Unlike the individual fan organized fandom involves fans specifically seeking out those who share their tastes, thereby becoming involved in a range of social, cultural, and media activities that take this shared fandom as their starting point.
Film fandom can involve participating online discussion and posting to sites such as the internet movie database (imdb.com), joining film clubs or groups or producing one’s own fan magazine or fanzine.
Being part of organized fandom- whether for a certain film or star-is first and foremost, linked to values of participation and production
Henry Jenkins stresses that fandom’s participatory culture is always shaped through input from other fans and motivated, at least partially by a desire for further interaction with a larger social and cultural community.
The use of fandom around the pre-release of film has proven particularly successful in the past, see for example snakes on a plane (David Ellis 2006), fans of snakes, horror and particulary gruesome films became excited about this film long before its production and release purely over the title of the film being released on the internet and the buzz around the film grew so much so that the films production company did not screen the film to critics before its release and instead relied purely on the fans creating excitement within themselves, blogs sites such as snakesonablog.com encouraged fans to meet up, dress up and go to the film with fake toy snakes, and send in pictures to fan made pictures of “Snakesinstuff” a popular competition to see which fan could send in the most absurd picture of a snake with a object.
Internet campaigns around a film encourages fans to both show and encourage their excitement and own interest in a film, finding others to do the same. The surrounding interest and excitement around the latest twilight film breaking dawn, is obvious on Youtube alone. Searching for a breaking dawn eclipse will lead you to hundreds of fanmade trailers for the film already. And further more spoofs of the film and spoof trailers on youtube are shown to be immensely popular, one trailer having over 10,000,000 views with over 65,000 “likes”.
What becomes obvious from these trailers is that although supernatural and science fiction creatures and characters in films are popular with audiences, such as zombies, vampires, werewolves etc, the fan doesn’t want it to be taken to seriously And always welcomes diversity. Films such as red riding hood received the same review and thoughts as myself from other audience members that went to see the film, Red Riding Hood is too much like twilight and the story is getting old. The fan no longer wants a soppy female depressing love story who falls apart when the vampire leaves her or in Red Riding Hood, the same but with werewolves.

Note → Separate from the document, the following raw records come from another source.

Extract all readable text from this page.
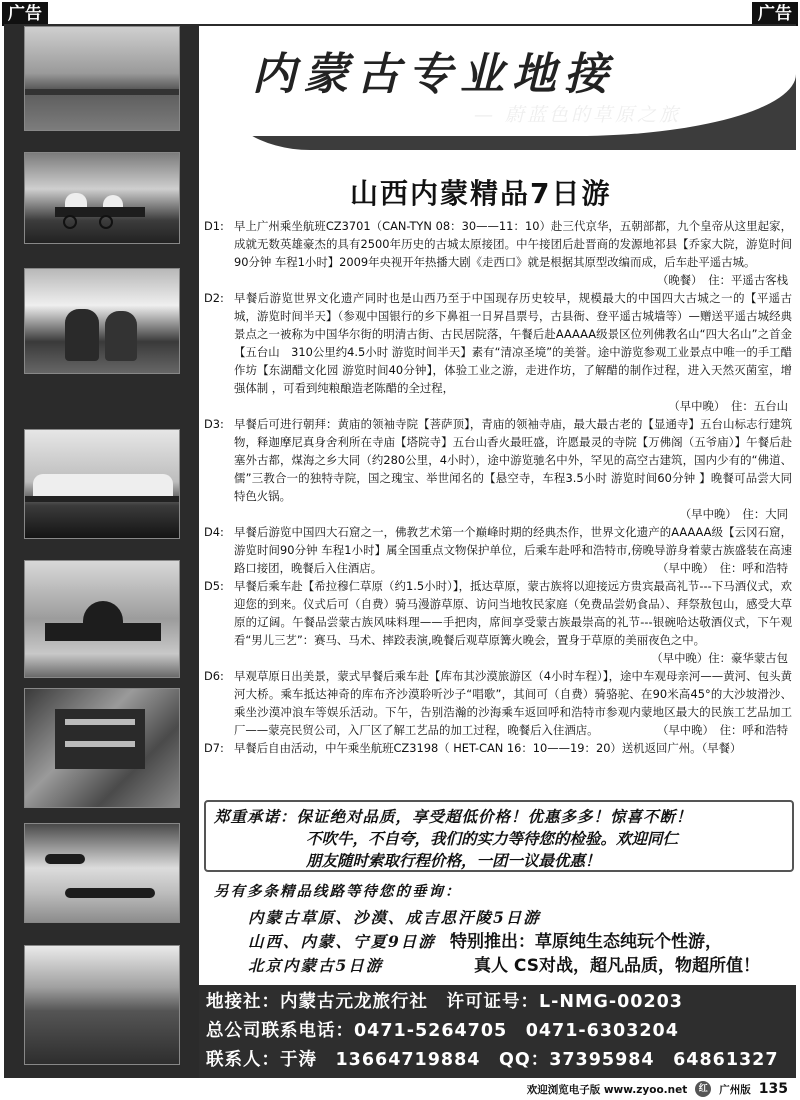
广告	广告
内蒙古专业地接
— 蔚蓝色的草原之旅
山西内蒙精品7日游
D1: 早上广州乘坐航班CZ3701（CAN-TYN 08：30——11：10）赴三代京华，五朝部都，九个皇帝从这里起家，成就无数英雄豪杰的具有2500年历史的古城太原接团。中午接团后赴晋商的发源地祁县【乔家大院，游览时间 90分钟 车程1小时】2009年央视开年热播大剧《走西口》就是根据其原型改编而成，后车赴平遥古城。
（晚餐）　住：平遥古客栈
D2: 早餐后游览世界文化遗产同时也是山西乃至于中国现存历史较早，规模最大的中国四大古城之一的【平遥古城，游览时间半天】（参观中国银行的乡下鼻祖一日昇昌票号，古县衙、登平遥古城墙等）—赠送平遥古城经典景点之一被称为中国华尔街的明清古街、古民居院落，午餐后赴AAAAA级景区位列佛教名山“四大名山”之首金【五台山　310公里约4.5小时 游览时间半天】素有“清凉圣境”的美誉。途中游览参观工业景点中唯一的手工醋作坊【东湖醋文化园 游览时间40分钟】，体验工业之游，走进作坊，了解醋的制作过程，进入天然灭菌室，增强体制 ，可看到纯粮酿造老陈醋的全过程，
（早中晚）　住：五台山
D3: 早餐后可进行朝拜：黄庙的领袖寺院【菩萨顶】，青庙的领袖寺庙，最大最古老的【显通寺】五台山标志行建筑物，释迦摩尼真身舍利所在寺庙【塔院寺】五台山香火最旺盛，许愿最灵的寺院【万佛阁（五爷庙）】午餐后赴塞外古都，煤海之乡大同（约280公里，4小时），途中游览驰名中外，罕见的高空古建筑，国内少有的“佛道、儒”三教合一的独特寺院，国之瑰宝、举世闻名的【悬空寺，车程3.5小时 游览时间60分钟 】晚餐可品尝大同特色火锅。
（早中晚）　住：大同
D4: 早餐后游览中国四大石窟之一，佛教艺术第一个巅峰时期的经典杰作，世界文化遗产的AAAAA级【云冈石窟，游览时间90分钟 车程1小时】属全国重点文物保护单位，后乘车赴呼和浩特市,傍晚导游身着蒙古族盛装在高速路口接团，晚餐后入住酒店。	（早中晚）　住：呼和浩特
D5: 早餐后乘车赴【希拉穆仁草原（约1.5小时）】，抵达草原，蒙古族将以迎接远方贵宾最高礼节---下马酒仪式，欢迎您的到来。仪式后可（自费）骑马漫游草原、访问当地牧民家庭（免费品尝奶食品）、拜祭敖包山，感受大草原的辽阔。午餐品尝蒙古族风味料理——手把肉，席间享受蒙古族最崇高的礼节---银碗哈达敬酒仪式，下午观看“男儿三艺”：赛马、马术、摔跤表演,晚餐后观草原篝火晚会，置身于草原的美丽夜色之中。
（早中晚）住：豪华蒙古包
D6: 早观草原日出美景，蒙式早餐后乘车赴【库布其沙漠旅游区（4小时车程）】，途中车观母亲河——黄河、包头黄河大桥。乘车抵达神奇的库布齐沙漠聆听沙子“唱歌”，其间可（自费）骑骆驼、在90米高45°的大沙坡滑沙、乘坐沙漠冲浪车等娱乐活动。下午，告别浩瀚的沙海乘车返回呼和浩特市参观内蒙地区最大的民族工艺品加工厂——蒙亮民贸公司，入厂区了解工艺品的加工过程，晚餐后入住酒店。	（早中晚）　住：呼和浩特
D7: 早餐后自由活动，中午乘坐航班CZ3198（ HET-CAN 16：10——19：20）送机返回广州。（早餐）
郑重承诺：保证绝对品质，享受超低价格！优惠多多！惊喜不断！
不吹牛，不自夸，我们的实力等待您的检验。欢迎同仁
朋友随时索取行程价格，一团一议最优惠！
另有多条精品线路等待您的垂询：
内蒙古草原、沙漠、成吉思汗陵5日游
山西、内蒙、宁夏9日游
北京内蒙古5日游
特别推出：草原纯生态纯玩个性游，
真人 CS对战，超凡品质，物超所值！
地接社：内蒙古元龙旅行社　许可证号：L-NMG-00203
总公司联系电话：0471-5264705　0471-6303204
联系人：于涛　13664719884　QQ：37395984　64861327
欢迎浏览电子版 www.zyoo.net	红	广州版 135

We want a modern comic twist, The vampire film has been covered many times before, and the falling in love with a vampire is very popular with the audience, in particular females as we love nothing more then a love story with restrictions but what is proving to be unpopular is the depressing aspect, the solid acting on Stewarts behalf annoys the audience and instead we want to welcome a nicer female character and that’s what entices us to Vampire Wedding, A new Refreshing Horror and Comedy film about a wedding planner who has to fight of evil and rescue her fiance. Meet Sophia, She is intelligent, cute, fashionable and pretty but faces the relationship difficulties of vampires trying to prevent and ruin the wedding, a modern welcoming twist that is original and gripping.Also the welcomed and amusing character also of Paula Weiler, Sophia’s Best friend, offers disgruntled twilight fans a character we can all associate with our own friends, where as in twilight all of Bella's friends appear to be very fake and unlike real high school teens, only portrayals of what the media stereotypes with the American teen but is not always the case. What Sophia represents is what all females at one point find themselves with, the trouble of holding down a relationship with the one they love and the obstacles they face.